Connolly, John - 'The Unquiet'
This is the sixth in Connolly's outstanding series featuring Charlie "Bird" Parker, ex New York detective, sometime Private Investigator. Set in Maine, where Parker is mostly based in these later novels, this outing sees Parker hired by Rebecca Clay. She's being stalked by a man who wants to know where her father is. Her father, Daniel Clay, was a once-respected child psychologist specialising in abused children, who disappeared in mysterious circumstances some years before. Daniel Clay was discredited when he disappeared and suspected of being involved in a paedophile ring. Parker tries to make the stalker, Merrick, go away but he will not be stopped. And soon Parker is trapped between the people who want the truth about Daniel Clay to come out, and those who want it to remain hidden at any cost. All roads appear to lead to Gilead, a mysterious place in Northern Maine where a sect was accused of child abuse years before. What is Clay's connection to the place, where does Merrick fit in, who are mysterious Hollow Men haunting the novel, and who is the hidden force moving all these pawns? Parker needs to find out before he gets sucked any deeper into the mire.

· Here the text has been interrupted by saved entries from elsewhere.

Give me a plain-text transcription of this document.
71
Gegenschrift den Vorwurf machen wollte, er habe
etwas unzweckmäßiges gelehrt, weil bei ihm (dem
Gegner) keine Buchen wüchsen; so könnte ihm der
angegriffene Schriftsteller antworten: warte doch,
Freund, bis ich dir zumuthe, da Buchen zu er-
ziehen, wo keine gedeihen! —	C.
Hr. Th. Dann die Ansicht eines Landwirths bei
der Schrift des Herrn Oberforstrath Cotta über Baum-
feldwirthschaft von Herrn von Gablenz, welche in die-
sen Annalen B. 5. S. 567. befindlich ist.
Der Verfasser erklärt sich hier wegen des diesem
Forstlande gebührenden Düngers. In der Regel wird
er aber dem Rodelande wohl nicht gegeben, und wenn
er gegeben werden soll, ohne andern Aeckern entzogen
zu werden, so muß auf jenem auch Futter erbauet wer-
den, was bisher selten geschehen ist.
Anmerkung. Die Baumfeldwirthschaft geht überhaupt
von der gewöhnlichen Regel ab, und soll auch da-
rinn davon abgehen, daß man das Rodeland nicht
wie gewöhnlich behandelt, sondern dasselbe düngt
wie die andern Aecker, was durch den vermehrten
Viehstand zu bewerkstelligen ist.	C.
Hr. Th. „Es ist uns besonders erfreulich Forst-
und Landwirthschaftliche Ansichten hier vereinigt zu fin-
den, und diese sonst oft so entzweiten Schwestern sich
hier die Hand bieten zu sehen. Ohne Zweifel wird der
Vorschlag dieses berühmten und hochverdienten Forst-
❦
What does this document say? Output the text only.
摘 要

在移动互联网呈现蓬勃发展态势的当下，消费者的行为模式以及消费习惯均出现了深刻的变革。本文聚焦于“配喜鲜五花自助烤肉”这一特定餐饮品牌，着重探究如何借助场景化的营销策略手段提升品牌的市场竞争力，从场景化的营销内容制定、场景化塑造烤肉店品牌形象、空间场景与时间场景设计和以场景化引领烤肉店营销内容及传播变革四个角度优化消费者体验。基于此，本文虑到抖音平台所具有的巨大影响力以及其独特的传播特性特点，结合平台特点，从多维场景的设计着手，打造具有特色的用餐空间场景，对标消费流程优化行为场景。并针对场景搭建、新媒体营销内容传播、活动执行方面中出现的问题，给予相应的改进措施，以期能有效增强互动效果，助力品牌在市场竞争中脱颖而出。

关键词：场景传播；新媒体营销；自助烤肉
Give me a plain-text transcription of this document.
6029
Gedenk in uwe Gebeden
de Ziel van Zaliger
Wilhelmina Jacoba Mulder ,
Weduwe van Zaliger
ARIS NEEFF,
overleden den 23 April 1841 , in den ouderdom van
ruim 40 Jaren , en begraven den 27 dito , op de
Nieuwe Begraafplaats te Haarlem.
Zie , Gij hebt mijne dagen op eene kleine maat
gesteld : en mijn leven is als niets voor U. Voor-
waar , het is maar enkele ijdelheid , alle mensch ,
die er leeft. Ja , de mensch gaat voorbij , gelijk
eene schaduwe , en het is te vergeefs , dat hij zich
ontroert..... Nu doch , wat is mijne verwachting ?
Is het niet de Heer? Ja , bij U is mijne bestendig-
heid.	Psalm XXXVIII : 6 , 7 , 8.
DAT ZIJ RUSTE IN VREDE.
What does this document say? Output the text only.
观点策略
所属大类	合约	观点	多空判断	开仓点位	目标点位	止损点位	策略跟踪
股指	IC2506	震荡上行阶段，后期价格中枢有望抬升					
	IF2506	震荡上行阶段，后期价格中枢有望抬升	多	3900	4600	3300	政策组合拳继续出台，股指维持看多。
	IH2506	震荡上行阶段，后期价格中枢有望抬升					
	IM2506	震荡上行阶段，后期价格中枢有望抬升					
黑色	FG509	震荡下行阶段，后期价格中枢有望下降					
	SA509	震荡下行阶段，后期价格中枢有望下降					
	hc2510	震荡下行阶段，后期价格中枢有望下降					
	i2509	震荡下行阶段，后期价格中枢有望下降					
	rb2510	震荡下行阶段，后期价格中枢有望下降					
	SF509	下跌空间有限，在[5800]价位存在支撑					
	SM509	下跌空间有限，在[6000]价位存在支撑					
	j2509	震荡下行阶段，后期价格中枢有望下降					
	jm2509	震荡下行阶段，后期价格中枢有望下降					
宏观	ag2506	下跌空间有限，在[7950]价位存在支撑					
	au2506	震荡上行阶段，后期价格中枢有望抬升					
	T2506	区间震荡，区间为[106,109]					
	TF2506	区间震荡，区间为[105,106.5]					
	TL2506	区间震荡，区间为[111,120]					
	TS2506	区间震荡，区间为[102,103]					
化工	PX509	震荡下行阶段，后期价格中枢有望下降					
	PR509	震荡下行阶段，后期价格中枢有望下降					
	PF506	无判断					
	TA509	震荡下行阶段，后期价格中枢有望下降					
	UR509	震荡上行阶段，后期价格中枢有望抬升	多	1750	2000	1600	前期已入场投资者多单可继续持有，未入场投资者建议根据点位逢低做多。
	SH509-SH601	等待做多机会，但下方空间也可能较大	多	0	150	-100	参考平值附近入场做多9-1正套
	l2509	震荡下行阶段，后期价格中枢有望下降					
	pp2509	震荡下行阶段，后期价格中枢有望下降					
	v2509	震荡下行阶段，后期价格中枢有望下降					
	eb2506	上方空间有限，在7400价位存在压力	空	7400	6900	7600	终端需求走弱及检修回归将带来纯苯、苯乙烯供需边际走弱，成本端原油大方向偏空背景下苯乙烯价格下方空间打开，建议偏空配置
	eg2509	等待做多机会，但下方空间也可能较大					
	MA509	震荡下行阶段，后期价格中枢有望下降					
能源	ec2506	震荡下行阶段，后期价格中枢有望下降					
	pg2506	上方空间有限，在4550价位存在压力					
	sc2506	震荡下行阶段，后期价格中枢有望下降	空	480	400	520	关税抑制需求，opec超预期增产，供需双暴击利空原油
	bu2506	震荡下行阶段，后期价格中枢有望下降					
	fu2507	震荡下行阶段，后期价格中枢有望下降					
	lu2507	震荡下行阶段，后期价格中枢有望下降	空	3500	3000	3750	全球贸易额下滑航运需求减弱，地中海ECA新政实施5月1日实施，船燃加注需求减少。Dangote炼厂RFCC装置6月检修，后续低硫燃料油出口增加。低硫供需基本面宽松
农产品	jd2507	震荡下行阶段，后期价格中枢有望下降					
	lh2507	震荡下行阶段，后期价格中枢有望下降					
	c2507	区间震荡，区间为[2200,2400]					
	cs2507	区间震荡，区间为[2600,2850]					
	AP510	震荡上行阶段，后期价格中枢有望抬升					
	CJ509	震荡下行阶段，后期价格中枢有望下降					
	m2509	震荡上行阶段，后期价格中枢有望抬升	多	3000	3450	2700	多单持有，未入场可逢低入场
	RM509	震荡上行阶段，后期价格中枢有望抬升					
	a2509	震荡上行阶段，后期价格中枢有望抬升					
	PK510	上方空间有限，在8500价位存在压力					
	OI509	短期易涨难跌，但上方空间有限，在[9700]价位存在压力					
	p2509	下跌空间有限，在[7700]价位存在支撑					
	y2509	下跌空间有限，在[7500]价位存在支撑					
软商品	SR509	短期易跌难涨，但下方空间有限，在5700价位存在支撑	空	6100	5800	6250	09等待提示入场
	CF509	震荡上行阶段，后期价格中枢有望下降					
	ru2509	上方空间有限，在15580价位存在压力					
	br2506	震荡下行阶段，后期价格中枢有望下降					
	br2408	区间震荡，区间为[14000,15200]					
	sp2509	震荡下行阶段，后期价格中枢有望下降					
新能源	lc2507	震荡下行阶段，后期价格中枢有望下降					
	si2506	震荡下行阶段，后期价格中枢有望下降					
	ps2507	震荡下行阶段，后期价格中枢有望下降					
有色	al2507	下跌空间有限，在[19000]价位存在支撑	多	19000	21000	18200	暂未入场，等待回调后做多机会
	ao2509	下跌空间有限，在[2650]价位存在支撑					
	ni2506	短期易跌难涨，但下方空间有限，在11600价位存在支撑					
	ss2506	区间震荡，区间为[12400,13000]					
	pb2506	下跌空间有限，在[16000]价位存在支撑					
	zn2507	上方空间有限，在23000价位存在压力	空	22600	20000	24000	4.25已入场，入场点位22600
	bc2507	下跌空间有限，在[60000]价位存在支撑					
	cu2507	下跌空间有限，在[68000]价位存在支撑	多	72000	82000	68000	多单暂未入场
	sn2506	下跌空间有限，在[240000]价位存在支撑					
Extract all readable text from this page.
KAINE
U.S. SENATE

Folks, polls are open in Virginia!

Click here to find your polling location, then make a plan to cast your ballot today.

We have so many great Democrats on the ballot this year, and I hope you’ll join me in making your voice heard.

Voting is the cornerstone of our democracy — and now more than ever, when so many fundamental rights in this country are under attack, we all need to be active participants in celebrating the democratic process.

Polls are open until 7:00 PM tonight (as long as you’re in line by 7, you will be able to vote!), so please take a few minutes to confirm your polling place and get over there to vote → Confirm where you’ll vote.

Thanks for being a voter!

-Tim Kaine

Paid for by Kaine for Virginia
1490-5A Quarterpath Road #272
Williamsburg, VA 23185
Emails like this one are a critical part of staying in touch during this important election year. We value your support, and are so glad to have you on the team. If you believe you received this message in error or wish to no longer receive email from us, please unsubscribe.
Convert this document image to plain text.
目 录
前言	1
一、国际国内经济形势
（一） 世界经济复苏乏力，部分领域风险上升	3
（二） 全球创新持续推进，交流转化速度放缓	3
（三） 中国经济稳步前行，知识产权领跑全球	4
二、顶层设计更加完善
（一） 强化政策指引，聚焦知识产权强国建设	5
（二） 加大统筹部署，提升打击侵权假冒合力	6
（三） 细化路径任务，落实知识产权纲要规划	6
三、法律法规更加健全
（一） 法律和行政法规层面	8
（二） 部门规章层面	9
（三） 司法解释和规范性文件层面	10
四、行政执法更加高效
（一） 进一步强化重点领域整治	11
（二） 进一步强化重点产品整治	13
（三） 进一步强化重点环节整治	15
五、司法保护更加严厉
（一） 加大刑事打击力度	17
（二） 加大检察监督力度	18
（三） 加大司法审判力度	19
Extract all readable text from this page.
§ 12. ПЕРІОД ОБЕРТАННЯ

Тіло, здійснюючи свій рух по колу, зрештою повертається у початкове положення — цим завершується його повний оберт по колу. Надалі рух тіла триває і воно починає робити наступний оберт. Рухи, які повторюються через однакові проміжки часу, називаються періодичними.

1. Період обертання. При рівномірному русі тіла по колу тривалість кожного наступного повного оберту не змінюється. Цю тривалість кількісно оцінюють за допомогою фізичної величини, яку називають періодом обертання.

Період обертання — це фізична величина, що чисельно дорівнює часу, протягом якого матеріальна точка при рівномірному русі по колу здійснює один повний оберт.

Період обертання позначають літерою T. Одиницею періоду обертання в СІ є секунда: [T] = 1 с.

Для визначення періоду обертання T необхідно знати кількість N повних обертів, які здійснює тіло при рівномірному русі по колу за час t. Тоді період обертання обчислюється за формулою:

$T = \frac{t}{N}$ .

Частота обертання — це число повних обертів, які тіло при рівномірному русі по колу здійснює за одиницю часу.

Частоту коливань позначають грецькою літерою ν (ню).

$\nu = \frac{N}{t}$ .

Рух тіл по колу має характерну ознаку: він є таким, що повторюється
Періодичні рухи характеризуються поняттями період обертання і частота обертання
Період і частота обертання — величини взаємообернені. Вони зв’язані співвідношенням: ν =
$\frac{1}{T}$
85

This is a very bleak book, full of despair and loneliness. It seems that Parker is adrift in his life at this point. He's like Canute, trying to push back the tide of evil, and it's unrelenting. A feeling of hopelessness pervades the book, tainting everything that happens, as those working on the side of good in the book are unable to stem the tide of child abuse in the world. There's also a certain lack of resolution - although the main plot is tied up in Connolly's usual impressive style, there is a feeling of dissatisfaction. No one has triumphed in this novel. The battle may have been won but ultimately the war is being lost. Only at the end does Connolly offer us a little hope for Parker.
However, for all that, this is by no means a depressing book. It's well written and contains Connolly's usual gamut of interesting characters, some of whom we have met before like Louis and Angel, and others who are new to this book. I wouldn't recommend this book as a jumping on point for the series, as it does refer a lot to previous books, but taken as a whole this does add considerably to the momentum of the series, moving Parker along in interesting ways. I'm keen to find out what's in store for him next. Maybe Connolly should give the guy a break - Parker could use a little happiness.